One of my favorite podcasters was dismissive of a colleague’s suggestion to try TikTok. The 40-something guy said he’s too old and doesn’t have the patience to look at silly short videos. On a Friday afternoon he eventually relented and committed to giving it a try. On Monday morning he arrived in the studio looking haggard from having watched videos non-stop all weekend, and declared himself a convert. He described the AI-powered TikTok experience as mobile phone crack cocaine.

Calling TikTok’s US growth explosive is an understatement. In less than two years it has grown to over 100 Million US users who, amazingly, average about 55 minutes per day of usage. What’s its secret? A new genre of data science referred to as an interest graph. Let’s take a look at what they’re doing and examine how it can be applied to retail personalization. Spoiler alert: it’s particularly well suited for use by apparel and footwear brands.

Yesterday’s Data Science: The Social Graph

Let’s start in the pre-interest graph era, aka present day. Most all personalization systems are based on concept called collaborative filtering. This is a technology designed to discover data intersections. On a web site it generally appears as ‘people who clicked on Product A also clicked on Product Z.’ The Facebook social graph is also a form of collaborative filtering, essentially saying Jane and Sally are connected, and they also seem to share a connection to Tammy. Collaborative filtering has been the state-of-the art since the early 2000’s and is a core technology used by Facebook, Netflix, and Spotify. In fact, Netflix offered a $1 Million prize for anyone who could deliver something better than collaborative filtering. Over 40,000 teams from across the globe, many made up of talented amateur hackers, largely failed to beat the collaborative filtering standard.

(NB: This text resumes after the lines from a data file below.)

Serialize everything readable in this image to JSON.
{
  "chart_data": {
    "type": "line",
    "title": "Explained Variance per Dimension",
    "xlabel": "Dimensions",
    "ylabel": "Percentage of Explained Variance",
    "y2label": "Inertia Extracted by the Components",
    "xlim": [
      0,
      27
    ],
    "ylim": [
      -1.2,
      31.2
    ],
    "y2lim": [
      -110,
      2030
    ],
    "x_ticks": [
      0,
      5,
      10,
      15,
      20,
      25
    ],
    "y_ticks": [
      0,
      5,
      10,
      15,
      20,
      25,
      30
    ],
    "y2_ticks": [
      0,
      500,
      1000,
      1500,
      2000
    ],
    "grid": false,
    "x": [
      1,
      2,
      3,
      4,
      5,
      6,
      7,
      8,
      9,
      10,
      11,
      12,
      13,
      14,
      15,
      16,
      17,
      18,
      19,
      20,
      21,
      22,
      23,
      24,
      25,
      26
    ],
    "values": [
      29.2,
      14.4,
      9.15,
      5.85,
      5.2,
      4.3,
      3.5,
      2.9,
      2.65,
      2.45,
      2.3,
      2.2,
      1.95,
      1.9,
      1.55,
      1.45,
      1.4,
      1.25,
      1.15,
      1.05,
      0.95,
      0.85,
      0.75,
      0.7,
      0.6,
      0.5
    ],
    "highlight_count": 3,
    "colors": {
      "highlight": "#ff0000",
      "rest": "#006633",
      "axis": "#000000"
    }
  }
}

So what’s changed? A key thesis of the social graph is that you’ll like the same things as your friends. In essence Facebook is giving you personalized recommendations from your friends. If you ‘like’ a movie this like will be shared with your friends.  Where does it come up short? Let’s say your passion is day trading and your friend’s passion is documentary films. It’s unlikely there will be many intersections. The social graph largely aggregates people demographically given that your friends share demographic attributes with you. Facebook’s business model is based on earning revenues on clicks, so the theory is you’ll click on things liked by your friends.

The Next Big Thing:

An interest graph is different. It links people together who share common interests. It’s not social, so the platform doesn’t bother letting you know who and why you’re clustered together. In TikTok’s case it begins showing you videos that are watched by people who share your interests. What’s an interest? It’s not entirely clear how their machine learning system defines an interest, although its users say the recommendations are addictive. Somehow it creates an abstract interest out of the 60 second videos of your friend lip-syncing a hip-hop song, making the machine a little smarter about recommending the next video.

How does this relate to retail?

At PreciseTarget, after analyzing over 5 billion consumer purchases, we’ve learned people have notably weak affinities to product brands. Consumers liberally drift between product brands, buying Nike this year, and Adidas the next. But, we’ve noticed that consumers are remarkably consistent in buying products that are similar to each other. Let’s say you have five pairs of jeans in your closet. They’re not all from the same brand, but they share common attributes. Their prices are similar as are the styles, colors, and fit. While you might describe the jeans matching your personal taste, our machine classifies it as a particular interest in jeans. Each day the machine looks at the entire universe of jeans, including the newest models, and ‘fits’ them to consumer interests.

How do we define an interest? Much like TikTok we don’t publish the recipe to our secret sauce, although clearly the attributes of the products you buy are instrumental in defining your interests. When our system machine learns a purchase, it’s looking at the attributes of the purchased product. For apparel this is typically 25 to 30 attributes, including price, style, size, color, fabric, cleaning instructions, country of origin, and even minute attributes like color of its buttons. Our comprehensive testing has proven that if you target customers by their interests (tastes) it will far outperform conventional brand repurchase models. Historically, we have delivered 25% higher click through rates in A/B testing against conventional targeting data.

Recommendations for the Future

We’re encouraging our retail clients to move closer to their customers by understanding their interests. We’ve started providing interest data to customers as an overlay to their CRMs, significantly augmenting their customer insights. We’ve also packaged the data in the form of targeting audiences for use targeting customers for new acquisition. This enables our customers to leverage our vast reservoir of knowledge about consumer interests, as well as our advanced machine learning and data science. We’re delivering advanced data science in an off-the-shelf form, enabling brands to more rapidly transition to a higher online mix.